MacBook – Brand new MacBook Pro flagship behaving strangely

cpucrashgpuhangmacbook pro

Today i got the newest available MacBook Pro flagship model. After setting up some basics, installing Photoshop, JRE, XAMPP and NetBeans, i started to use the machine a bit, doing some basic coding.

While using Netbeans, the fans rev up in an abnormal fashion. Of course i checked the CPU usage in Activity Monitor, but nothing abnormal showed up – merely just 7%-10% usage varying. There was simply nothing running, that would use up the CPU. I have owned a 2014 model previously and it never showed such behaviour. In fact, unless NetBeans was scanning a huge project and the CPU usage went up to 100%+, the fans were not even noticeable at all.

What i tried

After some research, i reset the SMC, but the issue remained. Instead of working flawlessly, after resetting the SMC and rebooting the machine, then running it for a few minutes and then opening apple.stackexchange.com in Google Chrome, suddenly the entire screen turned white and the only thing that was still there was the mouse pointer, which i could move around, but otherwise the machine was unresponsive.

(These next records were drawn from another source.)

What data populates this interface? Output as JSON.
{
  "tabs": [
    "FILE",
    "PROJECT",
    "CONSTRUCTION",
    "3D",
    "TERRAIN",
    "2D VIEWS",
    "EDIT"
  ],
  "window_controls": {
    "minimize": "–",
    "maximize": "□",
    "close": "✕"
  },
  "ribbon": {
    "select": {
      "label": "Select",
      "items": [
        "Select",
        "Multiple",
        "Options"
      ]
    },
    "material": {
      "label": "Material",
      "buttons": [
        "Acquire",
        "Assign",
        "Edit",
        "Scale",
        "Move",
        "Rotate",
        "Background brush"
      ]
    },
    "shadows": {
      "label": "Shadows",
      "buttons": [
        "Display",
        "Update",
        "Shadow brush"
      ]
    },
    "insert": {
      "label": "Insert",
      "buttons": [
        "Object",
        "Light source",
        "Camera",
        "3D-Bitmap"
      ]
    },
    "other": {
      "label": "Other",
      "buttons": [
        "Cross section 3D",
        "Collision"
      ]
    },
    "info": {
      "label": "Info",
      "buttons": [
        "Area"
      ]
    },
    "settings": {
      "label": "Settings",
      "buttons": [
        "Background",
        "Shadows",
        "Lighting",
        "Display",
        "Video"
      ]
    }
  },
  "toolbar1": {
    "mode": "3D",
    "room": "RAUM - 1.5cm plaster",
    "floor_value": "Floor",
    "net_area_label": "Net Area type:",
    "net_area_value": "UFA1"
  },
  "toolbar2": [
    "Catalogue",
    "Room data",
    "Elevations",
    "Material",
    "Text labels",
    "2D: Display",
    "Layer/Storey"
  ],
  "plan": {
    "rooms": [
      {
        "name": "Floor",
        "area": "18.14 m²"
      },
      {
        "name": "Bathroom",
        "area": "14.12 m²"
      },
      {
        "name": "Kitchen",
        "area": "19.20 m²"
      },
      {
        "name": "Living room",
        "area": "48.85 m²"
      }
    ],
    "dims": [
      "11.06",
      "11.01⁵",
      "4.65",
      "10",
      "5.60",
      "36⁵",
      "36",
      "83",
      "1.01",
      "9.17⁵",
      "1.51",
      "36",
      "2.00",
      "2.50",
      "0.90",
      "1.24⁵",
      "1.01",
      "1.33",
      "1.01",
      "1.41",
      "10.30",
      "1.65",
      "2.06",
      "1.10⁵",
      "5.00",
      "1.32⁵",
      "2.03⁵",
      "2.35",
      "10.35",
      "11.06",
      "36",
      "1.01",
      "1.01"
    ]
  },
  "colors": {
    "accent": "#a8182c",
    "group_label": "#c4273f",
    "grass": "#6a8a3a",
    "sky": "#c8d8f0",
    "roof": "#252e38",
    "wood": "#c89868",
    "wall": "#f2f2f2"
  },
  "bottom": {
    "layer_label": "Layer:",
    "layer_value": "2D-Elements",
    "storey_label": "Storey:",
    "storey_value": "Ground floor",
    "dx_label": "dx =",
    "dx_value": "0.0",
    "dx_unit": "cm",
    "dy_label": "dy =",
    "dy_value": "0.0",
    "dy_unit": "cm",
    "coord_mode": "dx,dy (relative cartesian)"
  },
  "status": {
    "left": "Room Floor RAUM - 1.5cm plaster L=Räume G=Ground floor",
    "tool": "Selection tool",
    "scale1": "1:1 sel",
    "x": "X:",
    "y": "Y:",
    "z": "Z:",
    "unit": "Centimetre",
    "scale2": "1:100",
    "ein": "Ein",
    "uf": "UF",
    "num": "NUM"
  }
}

I rebooted and checked the log, which under System Diagnostic Reports now showed a file prefixed with Kernel which said:

Event: GPU Reset
Application: WindowServer
OS Version: Mac OS X Version 10.10.3 (Build 14D2134)
Graphics Hardware: AMD Radeon R9 M370X
Signature: 0

Followed by a huge chunk of dump data.

Sadness fills my being.

Could this be a hardware issue? Badly applied cooling paste? Would you send it back and buy a new one, or try to get it fixed?


Specs:

MacBook Pro (Retina, 15-inch, Mid 2015), Core i7 2.8 GHz, 16 GB RAM, Intel Iris Pro 1.5 GB + AMD Radeon R9 M370X running Yosemite 10.10.3

Best Answer

If it is a hardware issue, you'll have CPU usage and issues with a stock OS. Back things up and wipe it. Then run the iLife apps like garage band and iMovie and Photos to soak the CPU.

Everything in my experience is you have some software issues that aren't ready for the new API and new CPU/GPU and will have occasional panics as the drivers get updated for non-apple users or the non-apple code gets patched to behave properly.

  • Adobe is notorious for needing a patch for new HW.
  • JRE, XAMPP, NetBeans - would depend heavily on your versions
  • Apple offer free hardware support - why not get them to check things and let you know. Run sysdiagnose each time you get a panic so you have all the diagnostic logs saved if you end up with some pattern of 10 or more KP so that engineering can analyze things. If you have less than a dozen crashes or can't make it happen, realize that you'll likely need to pay someone to analyze those diagnostics as it's time consuming and requires fairly specialized experience to make headway on non-reproducible core dumps and panics.